Our results also suggest that US imaging can provide feedback to the operator for precise position of treatment and detection of the puncture. It was possible to detect a perforation when therapy was being delivered with cavitation observed on both sides of the ureterocele. The tendency for formation of a cavitation cloud at the fluid-tissue interface has been noted by Xu and colleagues 26 and possibly arises from bubbles being preferentially pushed into the membrane by acoustic radiation force. On puncture, this force would cause bubbles to flow through the hole, as observed on B-mode images. The hole was not visible directly under B-mode ultrasonography post-treatment, however. Color Doppler US may complement B-mode imaging feedback in providing information on the flow channel created after therapy and help determine a more precise end point.
In addition to neonatal surgery, another appealing possibility would be the management of ureteroceles in utero. Recently, Aoki and coworkers 27 applied high-intensity focused US with a 60-second exposure to create a 1-mm diameter vesicoamniotic shunt in a neonatal rabbit as a model treatment for fetal lower urinary obstruction. The authors noted a small region of thermal necrosis outside the focus but otherwise no collateral injury. In addition, Kim and associates 28 demonstrated targeted delivery of histotripsy therapy to internal organs in a fetal sheep model. These studies suggest that, in addition to perforation of ureteroceles in neonatal patients, noninvasive fetal surgery may be possible if a diagnosis is made during prenatal ultrasonography.
Conclusions
Pulsed focused US can create a mechanical perforation in denuded bladder mucosa, a tissue model for the ureterocele wall.
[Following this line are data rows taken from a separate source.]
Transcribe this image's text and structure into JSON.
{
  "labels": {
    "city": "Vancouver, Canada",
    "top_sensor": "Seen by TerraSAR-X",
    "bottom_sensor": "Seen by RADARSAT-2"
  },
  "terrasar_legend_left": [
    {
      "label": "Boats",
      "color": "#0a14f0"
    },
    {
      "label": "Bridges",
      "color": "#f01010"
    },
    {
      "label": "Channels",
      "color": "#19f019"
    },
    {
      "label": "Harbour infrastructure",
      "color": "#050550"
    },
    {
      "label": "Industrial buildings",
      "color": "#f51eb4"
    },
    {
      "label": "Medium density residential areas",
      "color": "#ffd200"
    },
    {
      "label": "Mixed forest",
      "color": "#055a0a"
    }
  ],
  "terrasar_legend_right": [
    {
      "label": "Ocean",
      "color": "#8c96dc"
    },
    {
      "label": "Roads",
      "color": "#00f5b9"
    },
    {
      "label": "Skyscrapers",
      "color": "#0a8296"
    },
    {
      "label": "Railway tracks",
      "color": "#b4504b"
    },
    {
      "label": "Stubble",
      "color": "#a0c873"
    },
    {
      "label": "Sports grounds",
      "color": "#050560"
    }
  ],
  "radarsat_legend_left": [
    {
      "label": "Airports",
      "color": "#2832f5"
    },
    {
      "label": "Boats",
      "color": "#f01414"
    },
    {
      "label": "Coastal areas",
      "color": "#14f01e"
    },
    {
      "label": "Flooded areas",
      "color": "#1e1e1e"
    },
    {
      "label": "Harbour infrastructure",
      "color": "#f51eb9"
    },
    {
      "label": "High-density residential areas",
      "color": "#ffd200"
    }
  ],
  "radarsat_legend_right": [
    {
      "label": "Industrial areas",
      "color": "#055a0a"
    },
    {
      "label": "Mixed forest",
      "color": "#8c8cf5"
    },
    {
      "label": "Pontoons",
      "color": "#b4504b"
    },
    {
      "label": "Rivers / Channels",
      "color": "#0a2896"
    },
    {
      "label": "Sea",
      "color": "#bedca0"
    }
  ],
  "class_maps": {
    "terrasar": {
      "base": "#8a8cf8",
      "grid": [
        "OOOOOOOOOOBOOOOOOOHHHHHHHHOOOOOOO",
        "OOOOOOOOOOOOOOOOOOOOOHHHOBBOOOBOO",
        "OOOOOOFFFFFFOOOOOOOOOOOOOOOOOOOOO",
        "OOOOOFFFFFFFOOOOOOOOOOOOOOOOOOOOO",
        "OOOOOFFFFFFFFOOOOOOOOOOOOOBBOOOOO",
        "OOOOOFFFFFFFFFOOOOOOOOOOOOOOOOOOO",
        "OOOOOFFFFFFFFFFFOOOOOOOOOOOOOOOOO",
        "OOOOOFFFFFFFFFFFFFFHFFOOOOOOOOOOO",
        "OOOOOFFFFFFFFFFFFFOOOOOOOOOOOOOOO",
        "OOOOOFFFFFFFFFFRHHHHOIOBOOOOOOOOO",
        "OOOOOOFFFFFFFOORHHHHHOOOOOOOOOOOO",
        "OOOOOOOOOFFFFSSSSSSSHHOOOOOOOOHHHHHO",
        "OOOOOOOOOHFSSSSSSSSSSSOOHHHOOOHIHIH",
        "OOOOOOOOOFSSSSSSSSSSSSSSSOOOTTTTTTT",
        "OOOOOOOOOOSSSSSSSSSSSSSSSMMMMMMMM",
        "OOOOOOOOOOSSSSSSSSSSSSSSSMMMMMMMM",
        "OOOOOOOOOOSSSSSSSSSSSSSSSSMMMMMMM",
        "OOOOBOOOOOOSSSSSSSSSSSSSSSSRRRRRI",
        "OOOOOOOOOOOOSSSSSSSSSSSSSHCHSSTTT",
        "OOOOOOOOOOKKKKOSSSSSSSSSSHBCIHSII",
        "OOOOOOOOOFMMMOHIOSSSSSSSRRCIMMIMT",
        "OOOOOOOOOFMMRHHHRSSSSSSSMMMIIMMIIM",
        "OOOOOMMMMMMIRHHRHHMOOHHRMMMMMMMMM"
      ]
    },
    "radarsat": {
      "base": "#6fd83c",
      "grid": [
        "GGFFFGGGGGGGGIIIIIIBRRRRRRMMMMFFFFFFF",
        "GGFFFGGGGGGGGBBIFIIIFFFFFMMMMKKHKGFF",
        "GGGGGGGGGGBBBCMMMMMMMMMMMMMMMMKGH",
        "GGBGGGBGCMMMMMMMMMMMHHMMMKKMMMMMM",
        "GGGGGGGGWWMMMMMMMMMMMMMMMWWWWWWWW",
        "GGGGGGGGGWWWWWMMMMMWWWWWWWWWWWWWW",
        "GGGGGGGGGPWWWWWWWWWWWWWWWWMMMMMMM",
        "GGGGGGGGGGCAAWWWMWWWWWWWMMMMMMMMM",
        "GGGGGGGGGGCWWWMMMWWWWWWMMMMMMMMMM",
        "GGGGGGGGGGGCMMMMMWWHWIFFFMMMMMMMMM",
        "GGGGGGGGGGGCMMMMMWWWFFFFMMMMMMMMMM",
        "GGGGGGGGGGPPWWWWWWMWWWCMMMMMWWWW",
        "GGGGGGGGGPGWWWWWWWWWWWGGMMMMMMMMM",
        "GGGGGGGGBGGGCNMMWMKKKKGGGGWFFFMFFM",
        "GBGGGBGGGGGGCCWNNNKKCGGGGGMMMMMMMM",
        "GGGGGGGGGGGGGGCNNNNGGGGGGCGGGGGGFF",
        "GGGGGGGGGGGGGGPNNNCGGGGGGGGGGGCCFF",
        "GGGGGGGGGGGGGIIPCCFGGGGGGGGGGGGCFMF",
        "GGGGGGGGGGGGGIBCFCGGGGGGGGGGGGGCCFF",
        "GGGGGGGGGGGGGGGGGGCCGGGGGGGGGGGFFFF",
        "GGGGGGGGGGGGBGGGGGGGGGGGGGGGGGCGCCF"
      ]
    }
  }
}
The puncture diameter was repeatable and could be controlled by US exposure parameters. US imaging allowed for real-time targeting and visualization to confirm puncture. These results indicate that histotripsy as a noninvasive method of ureterocele puncture is feasible.
Footnotes
Acknowledgments
The authors wish to thank Rusty Starr, Julianna Simon, Tanya Khokhlova, and Yak-Nam Wang from the Applied Physics Laboratory at University of Washington for their help in obtaining samples. This study was supported by grants from the National Institutes of Health 2T32 DK007779-11A1 and 2R01 EB007643.
Disclosure Statement
No competing financial interests exist.